We'd both finished our breakfasts, although we hadn't eaten much of what he'd bought. In fact, our mouths hadn't moved much at all since we'd peeled out of the motel's driveway.
"We will carry out our plan as before since they will need to regroup," he said finally, sounding like he was starting our conversation in the middle of whatever was in his head. I saw him pull out his cellphone and check the time. "Only instead of going to the Harley store first, we will head to the other since it is open twenty-four hours."
"Okay," I acknowledged. "Big store first. Harley store second."
My body was trying to shake off the effects of the stress from our fast escape but it was slow to go. The arms I wrapped tight around my waist were no longer cutting it in the self- soothing department. I reached for my purse and pulled out my hairbrush. I started at the ends on the mess of my windblown hair, working my way through the tangles until it was smooth enough for me to turn on the plastic bench of the picnic table and bend my head over. I moved the bristles from my neck to the ends using the pressure of the sharp points as well as the stroking motion to help me relax.

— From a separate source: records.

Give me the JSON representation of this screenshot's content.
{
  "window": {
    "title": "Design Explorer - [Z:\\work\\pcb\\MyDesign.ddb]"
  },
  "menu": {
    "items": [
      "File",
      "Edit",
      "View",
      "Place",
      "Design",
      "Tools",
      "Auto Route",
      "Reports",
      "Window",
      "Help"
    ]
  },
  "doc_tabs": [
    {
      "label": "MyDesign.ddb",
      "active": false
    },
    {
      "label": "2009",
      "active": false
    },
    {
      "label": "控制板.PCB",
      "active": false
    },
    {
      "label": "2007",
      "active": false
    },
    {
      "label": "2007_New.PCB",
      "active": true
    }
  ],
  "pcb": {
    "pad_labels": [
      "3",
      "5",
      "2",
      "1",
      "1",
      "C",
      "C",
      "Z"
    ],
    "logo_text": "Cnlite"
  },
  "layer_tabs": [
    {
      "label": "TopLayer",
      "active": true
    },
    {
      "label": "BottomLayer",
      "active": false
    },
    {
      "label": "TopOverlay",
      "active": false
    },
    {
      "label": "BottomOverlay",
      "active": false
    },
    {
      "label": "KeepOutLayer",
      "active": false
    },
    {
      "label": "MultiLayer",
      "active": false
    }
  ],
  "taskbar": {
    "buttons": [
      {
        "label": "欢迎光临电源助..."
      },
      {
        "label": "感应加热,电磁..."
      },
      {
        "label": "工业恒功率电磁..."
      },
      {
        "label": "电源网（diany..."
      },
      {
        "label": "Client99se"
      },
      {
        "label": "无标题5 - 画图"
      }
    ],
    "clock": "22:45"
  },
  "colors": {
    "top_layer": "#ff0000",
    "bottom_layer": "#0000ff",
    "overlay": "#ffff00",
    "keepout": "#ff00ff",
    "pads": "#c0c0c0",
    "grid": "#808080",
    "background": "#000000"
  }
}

My eyes caught on Bayco's as I flipped m
y head back.
"What?" I asked sharply. I almost felt like I'd been caught on the toilet, in a private moment, from the expression on his face.
"You have very beautiful hair," he said simply, his eyes never leaving mine.

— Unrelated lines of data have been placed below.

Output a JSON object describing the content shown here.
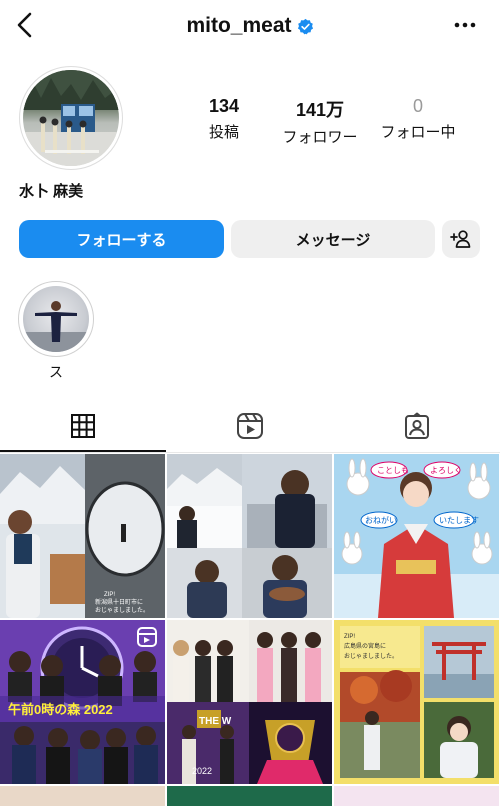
{
  "header": {
    "username": "mito_meat",
    "back_icon": "chevron-left-icon",
    "verified_icon": "verified-badge-icon",
    "more_icon": "more-horizontal-icon"
  },
  "profile": {
    "display_name": "水卜 麻美"
  },
  "stats": [
    {
      "number": "134",
      "label": "投稿"
    },
    {
      "number": "141万",
      "label": "フォロワー"
    },
    {
      "number": "0",
      "label": "フォロー中"
    }
  ],
  "actions": {
    "follow_label": "フォローする",
    "message_label": "メッセージ",
    "add_user_icon": "add-user-icon"
  },
  "highlights": [
    {
      "label": "ス"
    }
  ],
  "tabs": [
    {
      "name": "grid",
      "icon": "grid-icon",
      "active": true
    },
    {
      "name": "reels",
      "icon": "reels-icon",
      "active": false
    },
    {
      "name": "tagged",
      "icon": "tagged-icon",
      "active": false
    }
  ],
  "posts": [
    {
      "caption": "ZIP!\n新潟県十日町市に\nおじゃましました。"
    },
    {
      "caption": ""
    },
    {
      "caption": "ことしも よろしく おねがい いたします"
    },
    {
      "caption": "午前0時の森 2022",
      "type": "reel"
    },
    {
      "caption": "THE W 2022"
    },
    {
      "caption": "ZIP!\n広島県の宮島に\nおじゃましました。"
    }
  ],
  "colors": {
    "accent": "#1a8cf0",
    "verified": "#1a8cf0",
    "button_gray": "#efefef"
  }
}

"So you've said," I huffed, pulling the extra hair out of the brush, tossing the strands onto the grass before stowing it away.
"A typical American response to a compliment is, 'thank you'," he corrected.
"If my body or my looks were something I had anything to do with, then I'd thank you. But they aren't, so I won't," I grumbled. I broke from our shared look and moved my eyes to follow the birds flitting from tree to tree.
We were the only people in the park, but I didn't feel like we were alone between all the birds and the traffic that was beginning to pick up on the streets that surrounded us. It was just another Wednesday for most people, the most mundane of days as they made their way to their jobs or school or where ever they had to be at whatever time. The smell of the exhaust from their cars didn't overtake the smell of the fresh green grass, though. "Did you kill him?"
He didn't answer so I shot a glance his way only to see him still looking at me with the same expression as before; an expression I couldn't read.
"Would it bother you if I had?" he asked after a few heartbeats of time.
I turned his question around in my head before answering honestly. "I don't know. If it would stop Louie from finding me, then, no."
"Good answer," he replied softly as he reached for our overstuffed take-out bag and his jacket. "Are you calm enough to shop now?"
I could only nod as I stood, pulling the strap of my purse over my head before settling the backpack again on my shoulders.
But I was thankful for his fingers catching mine, to hold my hand, as we walked back to where he'd parked the bike. The heat of his hand provided much more comfort than I was willing to admit, even to myself. A comfort whose need I found infuriating.
*.*.*.*.*
Brand rubbed his hand over the velvet stubbles of his head, the only remaining pieces of his hair after she'd used the electric razor on him. His eyes drifted down to his arms exposed in the tight, white, sleeveless t-shirt she'd picked out for him. She called it a 'wife-beater', which puzzled him to no end. Why would people call a simple shirt such a horrible, horrific name?